Janet Street-Porter
Baggage
The stork, like the Post Office, can get it wrong. Throughout her childhood, Janet Bull was convinced that she must have been delivered to the wrong address, enduring this outrageous travesty of natural justice in a state of chronic resentment. Her contempt for her family knew no bounds. To confirm her perception of her own innate superiority, she took to counting her talents the way some people count their blessings, seeking confirmation from school reports and Girl Guide badges that she was, indeed, the bee’s knees. After twenty years of this tick-box existence, she launched a venomous salvo at her hapless mother and quit the stultifying confines of the family to seek her fortune in swinging London. The in-your-face phenomenon known as Janet Street-Porter was born.
Street-Porter’s one-woman show All the Rage, a hit at last year’s Edinburgh Festival, was conceived on the cusp of depression after the breakdown of a relationship. Neil Tennant of the Pet Shop Boys, a close friend, suggested she might convert angst into entertainment. Competitive to the marrow, she rose to the challenge and proceeded to string together chain-saw verbals for her stage rant, incorporating various husbands, work colleagues and her mother as prime targets. With All the Rage on tour, she has now produced Baggage: My Childhood, an autobiography looking at her early life.
It opens promisingly enough. Her parents, Cherrie and Stan, no strangers to the sexual freedoms of wartime Britain, meet at a dance in the summer of 1942. Although both are already married to other people, they embark on a ‘tempestuous relationship’ in which ‘what wasn’t said was more important than what was’. For Cherrie it meant permanent escape from the privations of the tiny stone cottage in North Wales where she was raised. The couple stuck together and in December 1946 along came Janet. It took a further seven years to legalise their union. As their eagle-eyed daughter would observe, the display of wedding photos that signalled respectability in every other household was, in hers, conspicuous by its absence.
The mortgage of £4 a week on a terraced house in Fulham was too steep for her father’s salary as an electrical engineer and so the top two floors, including the inside toilet, were let to a bus driver and his family. This meant that the Bulls had to use the outside lavatory and wash in the scullery, much to Janet’s umbrage. Cherrie’s best friend Eileen also became a paying guest but Cherrie, eight months pregnant with her second child, discovered her in a compromising position with Stan and showed her the door.

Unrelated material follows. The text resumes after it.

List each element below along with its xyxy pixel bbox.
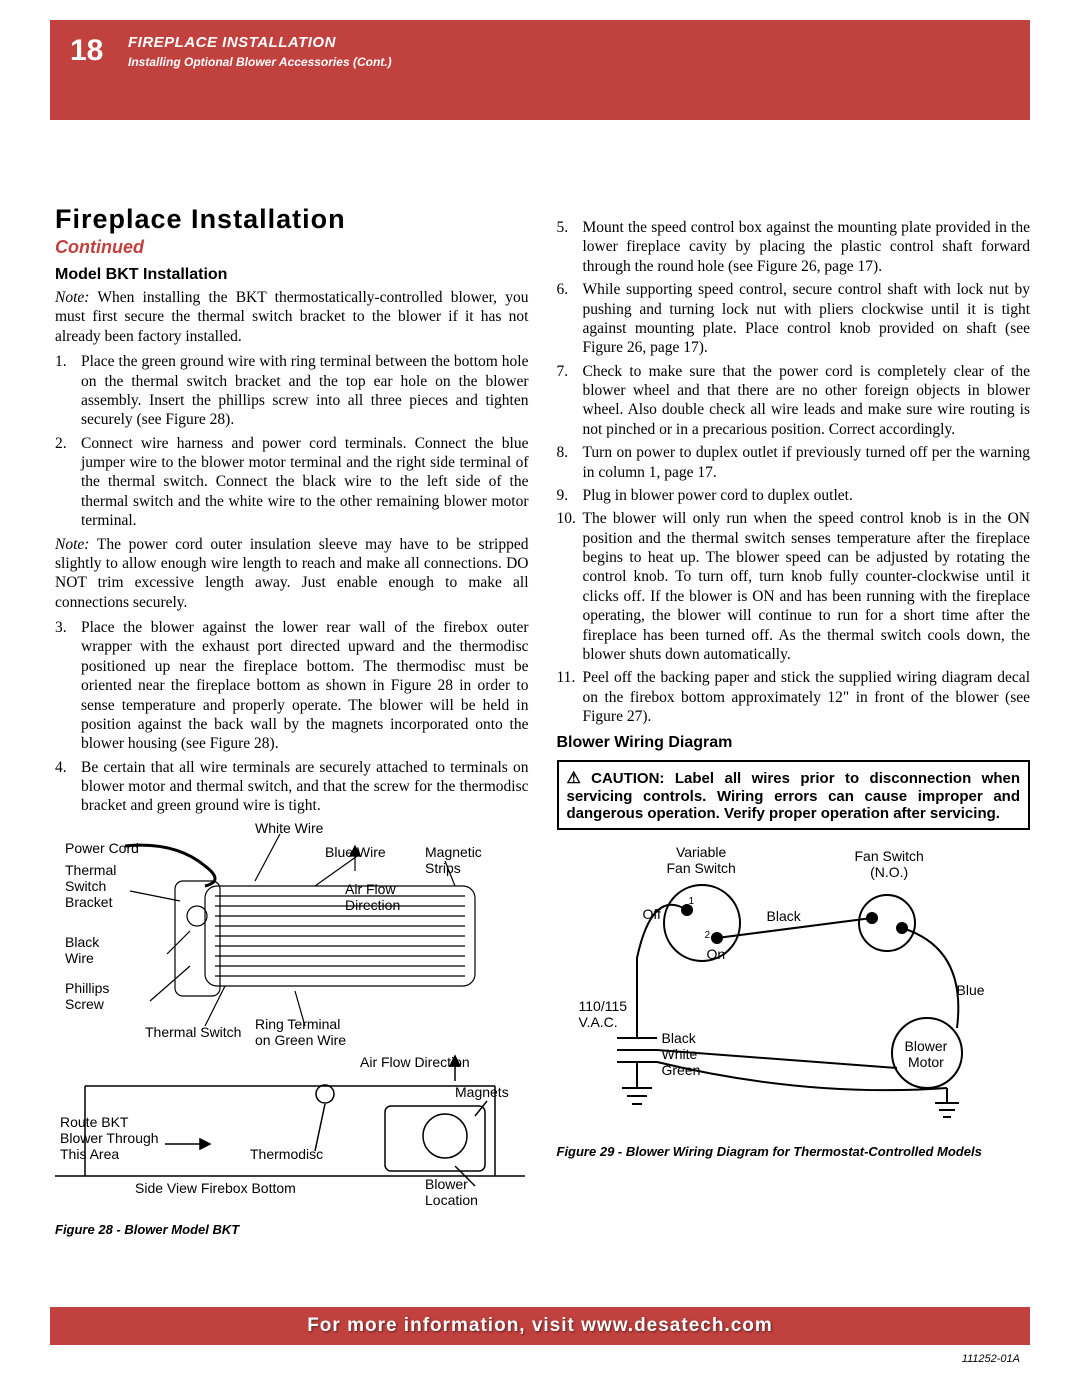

Cherrie’s younger sister Violet was wrenched out of school and drafted in as a substitute, her potential career casually sacrificed in the service of domestic harmony. However, the arrangement seems to have been congenial. The sisters could chat away together in Welsh, enjoying a privacy denied the rest of the household. Even the budgie spoke Welsh, unlike Janet, who felt even more alienated than usual on family holidays in her mother’s home village of Llanfairfechan.
Stan Bull made no secret of the fact that he would have preferred sons. Generally reserved, he asserted his position as head of the household in table-thumping, martinet moments. Keeping up appearances involved insisting that his wife should wear a spotless white apron when serving food, even on picnics.
It came as a bombshell to the teenage daughters that they were all moving to Perivale, an anonymous London suburb. They had no say in the matter. This triumph of the philistines still gets to Street-Porter. She actually seems to believe that the experiences she enumerates with such wounded astonishment were uniquely awful. It was all so unfair, she is constantly saying. The hypocrisies of her parents may have been legion, but they were bog standard for the time. Far from being ‘extraordinarily bizarre’, her childhood milieu was unexceptional.
Abortions, rebellions, boys and bands dominate her late teens. Nifty with a sewing machine, she runs up trendy little numbers to sell through boutiques and becomes a face on London’s happening scene. On meeting her future husband, Tim Street-Porter, she dumps the previous model with the ruthless single-mindedness that will fuel the rise and rise of the mouf of yoof. By 1988 she was BBC Head of Youth and Entertainment Features, and is now Editor at Large for the Independent on Sunday.
Street-Porter confesses to having a low boredom threshold. She makes no concessions to that possibility in her readers. In the flesh she comes over as forthright, resilient and entertaining but on the pages of this memoir she is petulant, vulnerable and tediously point-scoring. Despite the Ortenesque material to hand, large tracts are dull as ditch water, although we are left in no doubt that in her own fine opinion of herself she is unremittingly amusing and ironic. Janet Street-Porter is an unabashedly self-made and self-promoting baggage. Goodness has nothing to do with it.